Tuesday, June 10, 2014

Greetings!

Welcome to my blog!  I’m rather late to the world of blogging, but I’m a reticent writer.  My mouth can spew forth opinions and ideas pretty readily, but writing is a little scarier, a little less ethereal than spoken words.  What I write may remain much longer and be a little less forgivable than my impetuous words.  But, here it is: my blog. 

Why “Textures”?  I like the association in this word to both something very tactile as a fabric or anything that can be felt, as well as the root of the word that refers to something written.  Also, the etymology of texture reveals that this word used to refer to a process of weaving, not just fibers, but anything—the “composing of schemes, conspiracies, writings” states the OED.  I like that this word that is typically used as a noun can refer to a process, something that is dynamic.  There are many words that are both nouns and verbs—like love.  And I have a great preference for treating these words as verbs.  A verb is dynamic, not stagnant.  It’s difficult to describe love as a noun.  What is it?  A feeling?  A commitment? (gag)  But I can much more easily describe an action that represents love.  And in describing love this way it becomes specific.  I also like specifics over generalities.  Generalities lump things together without noticing distinctions, they make assumptions about whatever has been lumped.  But specific details allow for nuance and understanding that cannot be attained by a generalization.  To be specific requires more from us; we have to think more deeply, express more clearly.  Words have the ability to mean many things and in their multiplicity we express more than we imagine.

John Caputo is an author, professor, philosopher whose writing has had an impact on my life.  He talks about the difference between names and events in much the same way that I refer to nouns and verbs.  He states:

Names contain events and give them a kind of temporary shelter by housing them within a relatively stable nominal unity.  Events, on the other hand, are uncontainable, and they make names restless with promise and the future, with memory and the past, with the result that names contain what they cannot contain.  Names belong to natural languages and are historically constituted or constructed, whereas events are a little unnatural, eerie, ghostly things that haunt names and see to it that they never rest in peace.  Names can accumulate historical power and worldly prestige and have very powerful institutions erected in or under their name, getting themselves carved in stone, whereas the voice of events is ever soft and low and is liable to be dismissed, distorted, or ignored.  .  . The event is the open-ended promise contained within a name, but a promise that the name can neither contain nor deliver. (The Weakness of God, 2)

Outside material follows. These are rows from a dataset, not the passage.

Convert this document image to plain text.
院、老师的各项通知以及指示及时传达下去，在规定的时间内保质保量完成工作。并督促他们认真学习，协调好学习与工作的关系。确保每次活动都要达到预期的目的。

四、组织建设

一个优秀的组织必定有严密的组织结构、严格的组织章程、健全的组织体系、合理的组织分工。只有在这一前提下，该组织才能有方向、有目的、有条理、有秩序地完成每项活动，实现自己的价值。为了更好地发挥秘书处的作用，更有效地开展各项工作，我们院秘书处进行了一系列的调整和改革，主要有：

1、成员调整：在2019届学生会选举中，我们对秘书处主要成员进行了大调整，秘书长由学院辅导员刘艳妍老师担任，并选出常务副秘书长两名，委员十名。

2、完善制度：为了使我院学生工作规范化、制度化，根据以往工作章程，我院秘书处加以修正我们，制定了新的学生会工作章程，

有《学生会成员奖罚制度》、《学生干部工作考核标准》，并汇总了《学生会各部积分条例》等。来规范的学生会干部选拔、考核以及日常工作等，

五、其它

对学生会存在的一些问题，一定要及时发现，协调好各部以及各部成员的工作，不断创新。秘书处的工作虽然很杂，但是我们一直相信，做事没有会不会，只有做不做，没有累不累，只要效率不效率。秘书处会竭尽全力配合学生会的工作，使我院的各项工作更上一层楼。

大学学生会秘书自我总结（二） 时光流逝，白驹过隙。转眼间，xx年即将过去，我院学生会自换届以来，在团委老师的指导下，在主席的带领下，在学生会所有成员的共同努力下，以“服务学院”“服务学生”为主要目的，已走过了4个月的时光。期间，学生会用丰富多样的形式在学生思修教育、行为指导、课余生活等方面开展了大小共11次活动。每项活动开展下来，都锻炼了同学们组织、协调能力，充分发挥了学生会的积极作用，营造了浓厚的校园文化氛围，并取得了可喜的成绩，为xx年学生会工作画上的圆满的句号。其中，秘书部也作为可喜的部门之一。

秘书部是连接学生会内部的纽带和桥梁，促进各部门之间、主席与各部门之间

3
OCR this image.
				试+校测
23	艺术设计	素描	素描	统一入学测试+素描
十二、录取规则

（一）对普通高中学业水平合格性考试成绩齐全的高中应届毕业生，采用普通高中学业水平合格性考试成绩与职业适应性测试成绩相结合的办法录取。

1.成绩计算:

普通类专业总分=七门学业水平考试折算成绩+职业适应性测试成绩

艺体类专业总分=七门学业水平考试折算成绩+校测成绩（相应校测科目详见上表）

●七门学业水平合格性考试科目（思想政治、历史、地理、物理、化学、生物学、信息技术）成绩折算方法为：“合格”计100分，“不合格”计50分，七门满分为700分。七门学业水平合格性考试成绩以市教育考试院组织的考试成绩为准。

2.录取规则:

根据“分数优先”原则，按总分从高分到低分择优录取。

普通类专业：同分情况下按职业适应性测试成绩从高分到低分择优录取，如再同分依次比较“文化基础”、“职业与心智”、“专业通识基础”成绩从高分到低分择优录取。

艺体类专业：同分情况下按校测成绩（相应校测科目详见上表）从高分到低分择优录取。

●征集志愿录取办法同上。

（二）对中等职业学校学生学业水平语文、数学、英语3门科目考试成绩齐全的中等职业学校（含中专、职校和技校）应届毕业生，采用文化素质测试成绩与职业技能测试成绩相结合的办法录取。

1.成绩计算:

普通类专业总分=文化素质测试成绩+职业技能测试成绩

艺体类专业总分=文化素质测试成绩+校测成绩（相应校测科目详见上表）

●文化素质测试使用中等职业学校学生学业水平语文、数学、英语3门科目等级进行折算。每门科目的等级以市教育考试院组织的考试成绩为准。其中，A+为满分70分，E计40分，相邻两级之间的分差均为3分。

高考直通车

Verbs are the words that express actions/events; there is something a little more ethereal about them and less rigid.  Verbs give wiggle room to ideas.  Of course, I'm using nouns and every other part of speech all the time, but this preference tells you something about me.  This blog, then, is not about setting ideas in stone, so to speak, but rather expressing and exchanging ideas and on the more practical side, it gives me something creative to do in my spare time! 

1 comment:

  1. Congratulations on the initiation of your new blog. I like what I have read so far and look forward to more.